Station 14: Jesus Is Laid in the Tomb

    • After these things, Joseph of Arimathea, who was a disciple of Jesus, but secretly, for fear of the religious authorities, asked Pilate to let him take away the body of Jesus. Pilate gave him permission; so he came and removed his body.
    • Nicodemus, who had at first come to Jesus by night, also came, bringing a mixture of myrrh and aloes, weighing about a hundred pounds.
    • They took the body of Jesus and wrapped it with the spices in linen cloths, according to the burial custom of the Jews.
    • Now there was a garden in the place where he was crucified, and in the garden there was a new tomb in which no one had ever been laid. And so, because it was the Jewish day of Preparation, and the tomb was nearby, they laid Jesus there. (John 19:38-42)
    • All that was left was the linen cloth that had gingerly wrapped Jesus’ body whilst lying in the tomb.
    • It was, at first, a terrifying sight to the disciples, but the piles of cloth became the first sign of the resurrection.
    • According to John, after the crucifixion, Jesus’ body was taken down by Joseph then lovingly wrapped in spices and linen sheets by Nicodemus. The process of wrapping the body with cloth, then the emergence from the cloth is the physical parallel to Jesus’ resurrection transformation. The image of the empty cloth leaves us in anticipation of our own chrysalis each Easter season.

The knitters of K1G2, Belmont’s knitting ministry, participate in an ancient ritual of clothmaking each week.

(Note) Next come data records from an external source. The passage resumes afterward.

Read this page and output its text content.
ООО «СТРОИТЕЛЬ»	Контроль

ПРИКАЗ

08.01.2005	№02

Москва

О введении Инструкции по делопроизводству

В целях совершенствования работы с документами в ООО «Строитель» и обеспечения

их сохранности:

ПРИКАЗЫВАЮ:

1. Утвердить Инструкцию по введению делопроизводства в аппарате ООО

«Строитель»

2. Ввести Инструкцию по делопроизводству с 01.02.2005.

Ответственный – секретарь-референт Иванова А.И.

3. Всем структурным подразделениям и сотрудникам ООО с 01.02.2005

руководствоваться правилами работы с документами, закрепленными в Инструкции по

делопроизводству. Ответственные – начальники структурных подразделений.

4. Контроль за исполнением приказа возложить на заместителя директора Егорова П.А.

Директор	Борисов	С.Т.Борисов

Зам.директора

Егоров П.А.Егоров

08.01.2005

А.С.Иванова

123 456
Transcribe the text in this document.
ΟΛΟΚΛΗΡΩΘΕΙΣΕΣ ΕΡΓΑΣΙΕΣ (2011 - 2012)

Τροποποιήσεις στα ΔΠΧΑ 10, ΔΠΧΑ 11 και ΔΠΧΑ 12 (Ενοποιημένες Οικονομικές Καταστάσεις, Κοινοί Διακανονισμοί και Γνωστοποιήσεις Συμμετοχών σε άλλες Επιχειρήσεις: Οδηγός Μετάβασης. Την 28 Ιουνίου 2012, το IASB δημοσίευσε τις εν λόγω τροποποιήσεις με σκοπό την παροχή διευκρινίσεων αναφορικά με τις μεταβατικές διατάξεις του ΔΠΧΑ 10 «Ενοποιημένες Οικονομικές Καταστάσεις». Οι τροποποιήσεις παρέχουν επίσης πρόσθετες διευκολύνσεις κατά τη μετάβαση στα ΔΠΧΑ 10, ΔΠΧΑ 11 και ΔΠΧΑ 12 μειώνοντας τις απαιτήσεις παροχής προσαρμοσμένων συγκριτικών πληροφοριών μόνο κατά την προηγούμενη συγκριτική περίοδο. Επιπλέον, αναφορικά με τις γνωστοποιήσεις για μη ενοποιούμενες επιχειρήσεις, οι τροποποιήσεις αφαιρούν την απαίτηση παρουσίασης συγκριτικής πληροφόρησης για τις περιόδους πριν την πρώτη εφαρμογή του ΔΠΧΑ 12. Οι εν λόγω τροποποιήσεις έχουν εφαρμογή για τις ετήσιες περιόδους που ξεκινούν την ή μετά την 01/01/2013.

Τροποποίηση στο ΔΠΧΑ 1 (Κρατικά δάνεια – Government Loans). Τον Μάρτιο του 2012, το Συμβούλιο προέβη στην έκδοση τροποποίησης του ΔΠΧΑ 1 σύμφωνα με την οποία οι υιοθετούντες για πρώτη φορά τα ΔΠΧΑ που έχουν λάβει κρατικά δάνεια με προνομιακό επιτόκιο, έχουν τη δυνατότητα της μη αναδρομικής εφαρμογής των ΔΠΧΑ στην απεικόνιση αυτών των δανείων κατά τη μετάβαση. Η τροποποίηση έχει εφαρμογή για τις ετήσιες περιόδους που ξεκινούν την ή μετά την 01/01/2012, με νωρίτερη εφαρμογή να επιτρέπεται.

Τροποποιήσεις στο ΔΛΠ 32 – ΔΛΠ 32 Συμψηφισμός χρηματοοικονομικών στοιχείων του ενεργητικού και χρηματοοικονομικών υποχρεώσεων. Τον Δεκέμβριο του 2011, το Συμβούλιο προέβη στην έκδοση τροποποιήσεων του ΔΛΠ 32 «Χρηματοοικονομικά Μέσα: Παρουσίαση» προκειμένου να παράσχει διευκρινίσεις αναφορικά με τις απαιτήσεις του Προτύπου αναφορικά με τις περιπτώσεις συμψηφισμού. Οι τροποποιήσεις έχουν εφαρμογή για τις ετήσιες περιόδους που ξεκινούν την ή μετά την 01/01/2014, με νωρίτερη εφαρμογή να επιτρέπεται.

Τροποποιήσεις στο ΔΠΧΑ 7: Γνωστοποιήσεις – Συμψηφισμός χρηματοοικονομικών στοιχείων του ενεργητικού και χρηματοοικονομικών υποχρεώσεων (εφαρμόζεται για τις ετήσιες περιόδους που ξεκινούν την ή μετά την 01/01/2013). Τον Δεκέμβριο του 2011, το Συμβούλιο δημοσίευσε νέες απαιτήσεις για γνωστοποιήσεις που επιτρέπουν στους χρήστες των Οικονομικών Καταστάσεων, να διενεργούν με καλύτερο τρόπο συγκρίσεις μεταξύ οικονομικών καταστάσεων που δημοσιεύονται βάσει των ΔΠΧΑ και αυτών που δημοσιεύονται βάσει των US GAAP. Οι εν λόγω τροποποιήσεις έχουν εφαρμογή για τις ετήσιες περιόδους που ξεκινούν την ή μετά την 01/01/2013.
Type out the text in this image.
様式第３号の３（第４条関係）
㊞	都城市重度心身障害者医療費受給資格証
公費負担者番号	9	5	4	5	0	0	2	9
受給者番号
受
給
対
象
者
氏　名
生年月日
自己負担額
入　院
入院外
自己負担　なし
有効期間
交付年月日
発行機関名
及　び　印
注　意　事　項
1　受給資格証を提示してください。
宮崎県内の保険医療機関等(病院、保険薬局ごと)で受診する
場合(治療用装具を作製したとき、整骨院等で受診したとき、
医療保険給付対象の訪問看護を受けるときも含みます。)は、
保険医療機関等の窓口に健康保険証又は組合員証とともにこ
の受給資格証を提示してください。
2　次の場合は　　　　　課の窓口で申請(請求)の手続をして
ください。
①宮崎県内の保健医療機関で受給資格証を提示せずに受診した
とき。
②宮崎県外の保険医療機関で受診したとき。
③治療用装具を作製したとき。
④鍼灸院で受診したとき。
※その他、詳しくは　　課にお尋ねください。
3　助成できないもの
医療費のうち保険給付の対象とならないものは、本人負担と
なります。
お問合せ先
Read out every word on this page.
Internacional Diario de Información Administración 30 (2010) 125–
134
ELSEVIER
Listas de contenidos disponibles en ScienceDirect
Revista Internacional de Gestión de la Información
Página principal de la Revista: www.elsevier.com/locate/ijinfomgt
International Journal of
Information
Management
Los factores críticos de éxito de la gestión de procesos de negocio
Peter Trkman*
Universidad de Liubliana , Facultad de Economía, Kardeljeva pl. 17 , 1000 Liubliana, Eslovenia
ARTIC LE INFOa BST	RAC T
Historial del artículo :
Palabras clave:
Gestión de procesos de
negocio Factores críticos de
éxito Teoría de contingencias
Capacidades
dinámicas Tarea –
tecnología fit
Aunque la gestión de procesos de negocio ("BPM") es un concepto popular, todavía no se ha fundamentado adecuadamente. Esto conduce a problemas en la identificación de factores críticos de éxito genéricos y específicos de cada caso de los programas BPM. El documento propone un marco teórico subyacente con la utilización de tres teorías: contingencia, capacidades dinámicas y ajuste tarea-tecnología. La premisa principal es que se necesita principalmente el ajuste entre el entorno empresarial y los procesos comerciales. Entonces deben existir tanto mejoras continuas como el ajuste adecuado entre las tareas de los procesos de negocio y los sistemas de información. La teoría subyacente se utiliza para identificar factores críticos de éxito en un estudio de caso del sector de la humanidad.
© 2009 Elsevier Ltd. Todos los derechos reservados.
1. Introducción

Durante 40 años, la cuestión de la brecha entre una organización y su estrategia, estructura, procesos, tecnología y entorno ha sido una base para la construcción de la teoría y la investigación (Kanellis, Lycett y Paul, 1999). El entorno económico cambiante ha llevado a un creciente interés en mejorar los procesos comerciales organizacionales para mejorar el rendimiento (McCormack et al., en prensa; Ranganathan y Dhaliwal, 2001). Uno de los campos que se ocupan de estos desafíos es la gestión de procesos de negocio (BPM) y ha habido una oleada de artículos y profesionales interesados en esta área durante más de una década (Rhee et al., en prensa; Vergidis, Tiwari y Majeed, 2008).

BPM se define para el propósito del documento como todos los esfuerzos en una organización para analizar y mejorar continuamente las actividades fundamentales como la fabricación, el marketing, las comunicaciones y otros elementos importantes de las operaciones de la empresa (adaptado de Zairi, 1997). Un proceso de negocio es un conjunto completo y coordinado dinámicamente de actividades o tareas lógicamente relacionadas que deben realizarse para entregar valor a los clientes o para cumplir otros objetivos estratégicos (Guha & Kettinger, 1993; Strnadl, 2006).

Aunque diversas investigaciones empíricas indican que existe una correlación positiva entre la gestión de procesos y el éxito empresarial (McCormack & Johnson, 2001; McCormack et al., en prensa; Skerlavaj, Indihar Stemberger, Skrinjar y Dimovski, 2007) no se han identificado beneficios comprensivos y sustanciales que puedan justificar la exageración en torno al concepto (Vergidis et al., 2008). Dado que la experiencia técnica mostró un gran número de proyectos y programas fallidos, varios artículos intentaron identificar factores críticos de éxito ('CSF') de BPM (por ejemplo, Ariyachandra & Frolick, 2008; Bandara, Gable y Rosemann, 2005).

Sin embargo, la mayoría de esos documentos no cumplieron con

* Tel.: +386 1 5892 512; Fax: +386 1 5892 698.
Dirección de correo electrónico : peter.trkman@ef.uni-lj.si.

  • Our cloth sometimes comes in the form of a baby hat that is sent to General Hospital to adorn the head of a newborn.
  • Sometimes it is a scarf that drapes the neck of a man without a home.
  • And sometimes, the cloth we make is a shawl that will hold a person like an embrace in celebration or in sorrow.
  • Once made, the items are blessed through the laying of hands and are transformed. Through the intentional act of prayer – thanksgiving for the gift of knitting and the hands that worked diligently, praise for the Creator who endows us with creativity, and earnest yearning for divine healing for the recipient of the gift – the cloth becomes a conduit for God’s grace, peace, and love.
  • Oh, Lord, hear our prayer…
  • Thank you for the work of our hands
  • Which are your hands.
  • You made us, one stitch at a time
  • For this exact moment in time,
  • Each uniquely formed from your unlimited creativity
  • Each creatively endowed with different strengths.
  • Let this cloth be a warm embrace when worn
  • And when lying in a heap, as in the tomb,
  • A reminder of your forgiving grace. Amen.